Нет! Таким ходом мысли догмат не пошатнуть. Нужно сравнить… с какой-нибудь актрисой, например…
Но не сравнивалось. Хуже того, вдруг слезы подступили, совсем как иногда в детстве, когда подсматривала за матерью и трепетала от восхищения и любви. Лет в четырнадцать она открыла в матери нечто новое для себя и поначалу была немало напугана этим открытием.
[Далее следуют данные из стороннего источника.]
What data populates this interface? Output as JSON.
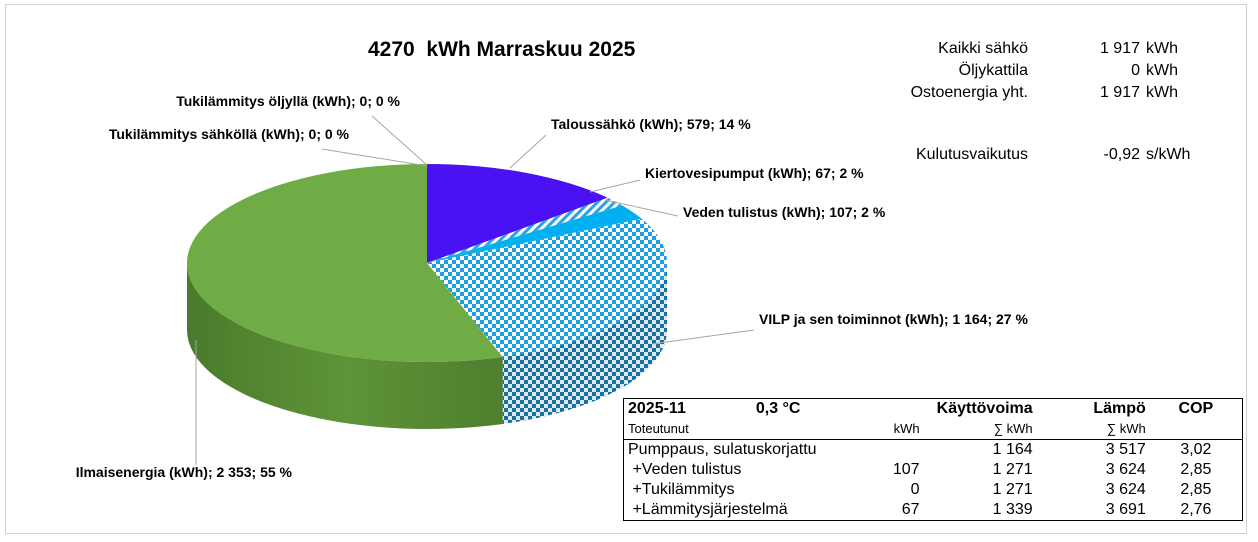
{
  "chart_data": {
    "type": "pie",
    "title": "4270  kWh Marraskuu 2025",
    "total_kwh": 4270,
    "slices": [
      {
        "name": "Taloussähkö",
        "value": 579,
        "percent": 14,
        "label": "Taloussähkö (kWh); 579; 14 %",
        "color": "#4a12f2",
        "pattern": "solid"
      },
      {
        "name": "Kiertovesipumput",
        "value": 67,
        "percent": 2,
        "label": "Kiertovesipumput (kWh); 67; 2 %",
        "color": "#2ca3e0",
        "pattern": "stripes"
      },
      {
        "name": "Veden tulistus",
        "value": 107,
        "percent": 2,
        "label": "Veden tulistus (kWh); 107; 2 %",
        "color": "#00b0f0",
        "pattern": "solid"
      },
      {
        "name": "VILP ja sen toiminnot",
        "value": 1164,
        "percent": 27,
        "label": "VILP ja sen toiminnot (kWh); 1 164; 27 %",
        "color": "#1e9fe0",
        "pattern": "checker"
      },
      {
        "name": "Ilmaisenergia",
        "value": 2353,
        "percent": 55,
        "label": "Ilmaisenergia (kWh); 2 353; 55 %",
        "color": "#6fac46",
        "pattern": "solid"
      },
      {
        "name": "Tukilämmitys sähköllä",
        "value": 0,
        "percent": 0,
        "label": "Tukilämmitys sähköllä (kWh); 0; 0 %",
        "color": "#ffffff",
        "pattern": "solid"
      },
      {
        "name": "Tukilämmitys öljyllä",
        "value": 0,
        "percent": 0,
        "label": "Tukilämmitys öljyllä (kWh); 0; 0 %",
        "color": "#ffffff",
        "pattern": "solid"
      }
    ]
  },
  "summary": {
    "rows": [
      {
        "label": "Kaikki sähkö",
        "value": "1 917",
        "unit": "kWh"
      },
      {
        "label": "Öljykattila",
        "value": "0",
        "unit": "kWh"
      },
      {
        "label": "Ostoenergia yht.",
        "value": "1 917",
        "unit": "kWh"
      }
    ],
    "kulutus": {
      "label": "Kulutusvaikutus",
      "value": "-0,92",
      "unit": "s/kWh"
    }
  },
  "cop_table": {
    "period": "2025-11",
    "temp": "0,3 °C",
    "col_kaytto": "Käyttövoima",
    "col_lampo": "Lämpö",
    "col_cop": "COP",
    "sub_label": "Toteutunut",
    "sub_kwh": "kWh",
    "sub_sum1": "∑ kWh",
    "sub_sum2": "∑ kWh",
    "rows": [
      {
        "label": "Pumppaus, sulatuskorjattu",
        "kwh": "",
        "sum": "1 164",
        "heat": "3 517",
        "cop": "3,02"
      },
      {
        "label": " +Veden tulistus",
        "kwh": "107",
        "sum": "1 271",
        "heat": "3 624",
        "cop": "2,85"
      },
      {
        "label": " +Tukilämmitys",
        "kwh": "0",
        "sum": "1 271",
        "heat": "3 624",
        "cop": "2,85"
      },
      {
        "label": " +Lämmitysjärjestelmä",
        "kwh": "67",
        "sum": "1 339",
        "heat": "3 691",
        "cop": "2,76"
      }
    ]
  }
}
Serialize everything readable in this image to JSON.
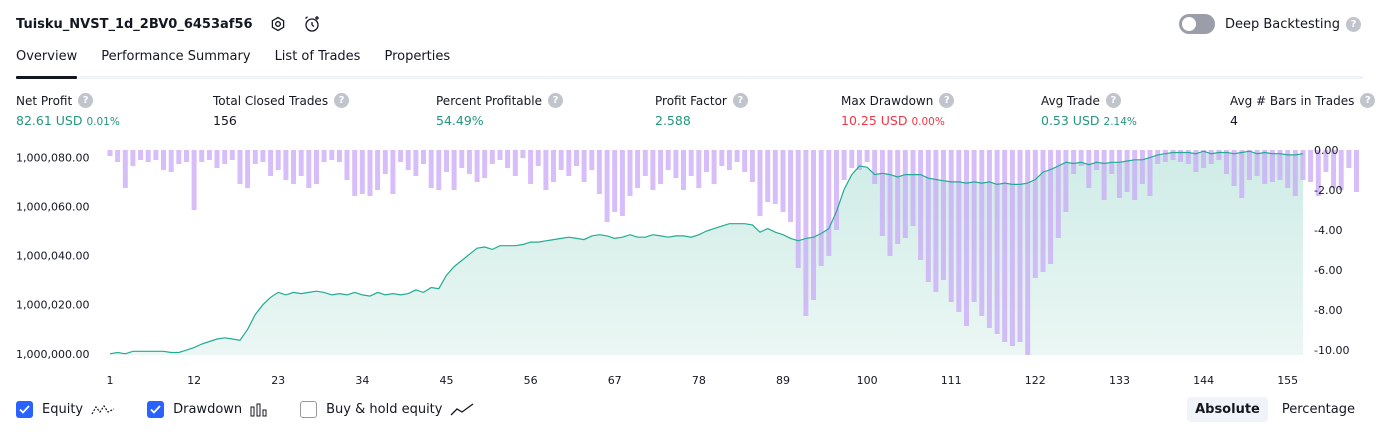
{
  "header": {
    "title": "Tuisku_NVST_1d_2BV0_6453af56",
    "deep_backtesting_label": "Deep Backtesting",
    "deep_backtesting_enabled": false,
    "help_glyph": "?"
  },
  "tabs": [
    {
      "label": "Overview",
      "active": true
    },
    {
      "label": "Performance Summary",
      "active": false
    },
    {
      "label": "List of Trades",
      "active": false
    },
    {
      "label": "Properties",
      "active": false
    }
  ],
  "metrics": {
    "net_profit": {
      "label": "Net Profit",
      "value": "82.61 USD",
      "pct": "0.01%"
    },
    "total_closed_trades": {
      "label": "Total Closed Trades",
      "value": "156"
    },
    "percent_profitable": {
      "label": "Percent Profitable",
      "value": "54.49%"
    },
    "profit_factor": {
      "label": "Profit Factor",
      "value": "2.588"
    },
    "max_drawdown": {
      "label": "Max Drawdown",
      "value": "10.25 USD",
      "pct": "0.00%"
    },
    "avg_trade": {
      "label": "Avg Trade",
      "value": "0.53 USD",
      "pct": "2.14%"
    },
    "avg_bars": {
      "label": "Avg # Bars in Trades",
      "value": "4"
    }
  },
  "colors": {
    "profit": "#22977e",
    "loss": "#f23645",
    "equity_line": "#22ab94",
    "equity_fill": "#cfece6",
    "drawdown": "#c9a8f7",
    "checkbox": "#2962ff"
  },
  "legend": {
    "equity_label": "Equity",
    "equity_checked": true,
    "drawdown_label": "Drawdown",
    "drawdown_checked": true,
    "buyhold_label": "Buy & hold equity",
    "buyhold_checked": false
  },
  "modes": {
    "absolute": "Absolute",
    "percentage": "Percentage",
    "active": "absolute"
  },
  "chart_data": {
    "type": "area",
    "x_ticks": [
      1,
      12,
      23,
      34,
      45,
      56,
      67,
      78,
      89,
      100,
      111,
      122,
      133,
      144,
      155
    ],
    "y_left_ticks": [
      1000000,
      1000020,
      1000040,
      1000060,
      1000080
    ],
    "y_left_tick_labels": [
      "1,000,000.00",
      "1,000,020.00",
      "1,000,040.00",
      "1,000,060.00",
      "1,000,080.00"
    ],
    "y_left_range": [
      999999.5,
      1000083
    ],
    "y_right_ticks": [
      0,
      -2,
      -4,
      -6,
      -8,
      -10
    ],
    "y_right_tick_labels": [
      "0.00",
      "-2.00",
      "-4.00",
      "-6.00",
      "-8.00",
      "-10.00"
    ],
    "y_right_range": [
      -10.25,
      0
    ],
    "x_range": [
      1,
      157
    ],
    "series": [
      {
        "name": "Equity",
        "values": [
          1000000.0,
          1000000.5,
          1000000.0,
          1000001.0,
          1000001.0,
          1000001.0,
          1000001.0,
          1000001.0,
          1000000.5,
          1000000.5,
          1000001.5,
          1000002.5,
          1000004.0,
          1000005.0,
          1000006.0,
          1000006.5,
          1000006.0,
          1000005.5,
          1000010.0,
          1000016.0,
          1000020.0,
          1000023.0,
          1000025.0,
          1000024.0,
          1000025.0,
          1000024.5,
          1000025.0,
          1000025.5,
          1000025.0,
          1000024.0,
          1000024.5,
          1000024.0,
          1000025.0,
          1000024.0,
          1000023.5,
          1000025.0,
          1000024.0,
          1000024.5,
          1000024.0,
          1000024.5,
          1000026.0,
          1000025.0,
          1000027.0,
          1000026.5,
          1000032.0,
          1000035.5,
          1000038.0,
          1000040.5,
          1000043.0,
          1000043.5,
          1000042.5,
          1000044.0,
          1000044.0,
          1000044.0,
          1000044.5,
          1000045.5,
          1000045.5,
          1000046.0,
          1000046.5,
          1000047.0,
          1000047.5,
          1000047.0,
          1000046.5,
          1000048.0,
          1000048.5,
          1000048.0,
          1000047.0,
          1000047.5,
          1000048.5,
          1000047.5,
          1000047.5,
          1000048.5,
          1000048.0,
          1000047.5,
          1000048.0,
          1000048.0,
          1000047.5,
          1000048.5,
          1000050.0,
          1000051.0,
          1000052.0,
          1000053.0,
          1000053.0,
          1000053.0,
          1000052.5,
          1000049.5,
          1000051.0,
          1000049.5,
          1000048.5,
          1000047.0,
          1000046.0,
          1000047.0,
          1000047.5,
          1000049.0,
          1000051.0,
          1000058.0,
          1000067.0,
          1000073.0,
          1000076.5,
          1000076.0,
          1000073.0,
          1000073.5,
          1000073.0,
          1000072.0,
          1000073.0,
          1000073.0,
          1000073.0,
          1000071.5,
          1000071.0,
          1000070.5,
          1000070.0,
          1000070.0,
          1000069.5,
          1000070.0,
          1000069.5,
          1000070.0,
          1000069.0,
          1000069.5,
          1000069.0,
          1000069.0,
          1000069.5,
          1000071.0,
          1000074.0,
          1000075.0,
          1000076.5,
          1000078.0,
          1000077.5,
          1000078.0,
          1000077.0,
          1000078.0,
          1000077.5,
          1000078.0,
          1000078.0,
          1000078.5,
          1000079.0,
          1000079.0,
          1000080.0,
          1000081.0,
          1000081.5,
          1000082.0,
          1000082.0,
          1000082.0,
          1000081.5,
          1000082.5,
          1000081.5,
          1000082.0,
          1000082.0,
          1000081.5,
          1000082.0,
          1000082.5,
          1000081.5,
          1000082.0,
          1000081.5,
          1000081.5,
          1000081.0,
          1000081.0,
          1000081.5
        ]
      },
      {
        "name": "Drawdown",
        "values": [
          -0.3,
          -0.6,
          -1.9,
          -0.8,
          -0.5,
          -0.6,
          -0.5,
          -1.0,
          -1.1,
          -0.7,
          -0.6,
          -3.0,
          -0.6,
          -0.5,
          -0.9,
          -0.7,
          -0.5,
          -1.7,
          -1.9,
          -0.7,
          -0.6,
          -1.3,
          -1.0,
          -1.5,
          -1.7,
          -1.3,
          -1.9,
          -1.7,
          -0.6,
          -0.5,
          -0.6,
          -1.5,
          -2.3,
          -2.2,
          -2.3,
          -2.0,
          -1.2,
          -2.2,
          -0.6,
          -1.0,
          -1.3,
          -0.7,
          -1.9,
          -2.0,
          -1.1,
          -2.0,
          -0.9,
          -1.2,
          -1.6,
          -1.4,
          -0.7,
          -0.5,
          -0.9,
          -1.3,
          -0.4,
          -1.7,
          -0.8,
          -2.0,
          -1.6,
          -1.0,
          -1.3,
          -0.8,
          -1.6,
          -1.0,
          -2.2,
          -3.6,
          -3.1,
          -3.3,
          -2.3,
          -1.9,
          -1.3,
          -2.0,
          -1.7,
          -1.0,
          -1.4,
          -2.0,
          -1.3,
          -1.9,
          -1.1,
          -1.7,
          -0.8,
          -1.0,
          -0.6,
          -1.1,
          -1.6,
          -3.3,
          -2.6,
          -2.7,
          -3.1,
          -3.6,
          -5.9,
          -8.3,
          -7.5,
          -5.8,
          -5.3,
          -4.0,
          -1.5,
          -0.9,
          -1.0,
          -0.6,
          -1.7,
          -4.3,
          -5.3,
          -4.7,
          -4.4,
          -3.8,
          -5.5,
          -6.6,
          -7.1,
          -6.5,
          -7.6,
          -8.1,
          -8.8,
          -7.6,
          -8.3,
          -8.9,
          -9.2,
          -9.6,
          -9.8,
          -9.6,
          -10.25,
          -6.4,
          -6.1,
          -5.7,
          -4.4,
          -3.1,
          -1.2,
          -0.8,
          -1.9,
          -1.0,
          -2.5,
          -1.2,
          -2.4,
          -2.1,
          -2.5,
          -1.7,
          -2.3,
          -0.7,
          -0.6,
          -0.5,
          -0.6,
          -0.7,
          -1.1,
          -0.9,
          -0.7,
          -0.5,
          -1.2,
          -1.8,
          -2.4,
          -1.5,
          -1.3,
          -1.7,
          -1.6,
          -1.5,
          -1.9,
          -2.3,
          -1.5,
          -1.6,
          -2.3,
          -1.1,
          -1.9,
          -2.0,
          -0.9,
          -2.1
        ]
      }
    ]
  }
}
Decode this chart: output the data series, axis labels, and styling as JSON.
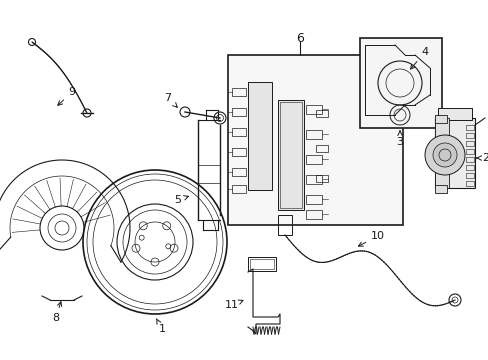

Как это случилось? Отец стоял у окна гостиной, чем-то озабоченный… Мама подошла к нему, встала близко, близко… Отец был в шелковой белой рубашке, мама тоже в чем-то легком… Ее грудь как-то сама вдруг подалась вперед, и словно слепящий свет вспыхнул перед глазами дочери в момент их соприкосновения. Между ними, между этими двумя (на мгновение она забыла, кто они) произошло что-то прекрасное и стыдное, стыдное, но прекрасное, и это стыдно-прекрасное вдруг обернулось невидимой перегородкой, ажурной ширмой между ними и ею, между родителями и дочерью. Так начался новый этап подглядывания. Из-за страниц книги, в зеркальной глади рояля, в игре теней освещенного окна и, о Господи! – в замочную скважину спальни, через которую, увы! или к счастью, увидеть что-либо было невозможно, но услышать…
Любовь матери к отцу вдруг из некоего плоского понятия превратилась в нечто объемное, в объеме жила тайна чувств, не действий, разумеется, действия уже давно не были тайной, но чувства… откуда они берутся и куда прячутся в обычное время, когда в делах или на людях? Она думала, что так бывает только у молодых и скорее по вине молодости, чем по причине. Оказалось, от нее были скрыты великие тайны отношений между отцом и матерью, что, собственно, и есть любовь в самом полном понимании этого слова.
Та первая сцена у окна врезалась в память более всех прочих, и три года понадобилось, чтобы воспроизвести ее в собственном исполнении. На выпускном вечере в пустом классе, откуда только что выскочили другие двое, она подошла, как ей казалось, точной походкой мамы и прислонилась, прижалась и сначала почувствовала его, а затем и себя и зашлась от восторга, но все это длилось, может быть, несколько секунд, и вдруг больше ничего, кроме неудобства позы, и губы, когда дошла очередь до них, уже ничего ей не сказали.
«Это потому, что не люблю», – подумала она и высвободилась. Надолго. Но мать с этого дня она обожала еще больше, чем прежде, а в нестареющей страсти к мужу видела подлинный подвиг чувства, и всякий раз, когда отец оставался на ночь в своем кабинете, воспринимала это как обиду для мамы и сердилась на отца за его никому не нужную деловитость и возраст, – что еще может загонять мужчину на ночь в кабинет!